I'm looking to
1: detect a button
2: determine a winner based on color of the button
It seems like template matching is what I should be doing, but that works in greyscale. The buttons im detecting are green and red, but look pretty much identical when grayscale. my idea was if I subtract two color channels out of the image and the two templates that when I convert everything to grayscale the two template images will look different and result in diverging scores.
In practice it isnt really working out that way. I've fiddled quite a bit with this and either both templates score very high, or they dont detect the button properly at all. I can't get a divergence.
I'm brand new to OpenCV, so it's possible my approach is just not good. It's equally likely what I'm writing is not doing what I think it is. Let me know what you think.
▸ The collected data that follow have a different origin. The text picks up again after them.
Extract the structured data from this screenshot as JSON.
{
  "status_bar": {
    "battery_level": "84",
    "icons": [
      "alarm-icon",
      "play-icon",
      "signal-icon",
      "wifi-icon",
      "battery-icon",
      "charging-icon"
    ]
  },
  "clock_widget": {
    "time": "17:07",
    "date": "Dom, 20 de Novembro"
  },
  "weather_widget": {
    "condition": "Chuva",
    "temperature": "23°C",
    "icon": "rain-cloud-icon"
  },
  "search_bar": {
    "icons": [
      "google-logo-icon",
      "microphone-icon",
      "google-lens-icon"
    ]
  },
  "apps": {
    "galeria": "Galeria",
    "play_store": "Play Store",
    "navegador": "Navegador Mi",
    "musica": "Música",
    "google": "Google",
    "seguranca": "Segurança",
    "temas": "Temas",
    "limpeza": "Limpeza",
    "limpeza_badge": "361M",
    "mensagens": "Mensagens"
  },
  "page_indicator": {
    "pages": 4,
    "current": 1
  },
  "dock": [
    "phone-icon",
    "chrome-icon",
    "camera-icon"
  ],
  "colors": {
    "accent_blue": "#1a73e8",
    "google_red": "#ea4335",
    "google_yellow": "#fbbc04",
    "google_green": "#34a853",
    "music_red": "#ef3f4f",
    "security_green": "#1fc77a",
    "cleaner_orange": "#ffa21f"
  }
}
I've included my code and the source images I'm using.
import cv2
import numpy as np
from matplotlib import pyplot as plt
dire = cv2.imread('dire.jpg')
dire_template = cv2.imread('dire_template.jpg')
radiant = cv2.imread('radiant.jpg')
radiant_template = cv2.imread('radiant_template.jpg')
# color images are in the form BGR
# removing the B and G from the images makes the "continue" button more distinct between the two teams
# since dire is red while radiant is green
dire_red = dire.copy()
dire_red[:,:,0] = 0
dire_red[:,:,1] = 0
dire_template_red = dire_template.copy()
dire_template_red[:,:,0] = 0
dire_template_red[:,:,1] = 0
radiant_red = radiant.copy()
radiant_red[:,:,0] = 0
radiant_red[:,:,1] = 0
radiant_template_red = radiant_template.copy()
radiant_template_red[:,:,0] = 0
radiant_template_red[:,:,1] = 0
dire_gray = cv2.cvtColor(dire_red, cv2.COLOR_BGR2GRAY)
dire_template_gray = cv2.cvtColor(dire_template_red, cv2.COLOR_BGR2GRAY)
radiant_gray = cv2.cvtColor(radiant_red, cv2.COLOR_BGR2GRAY)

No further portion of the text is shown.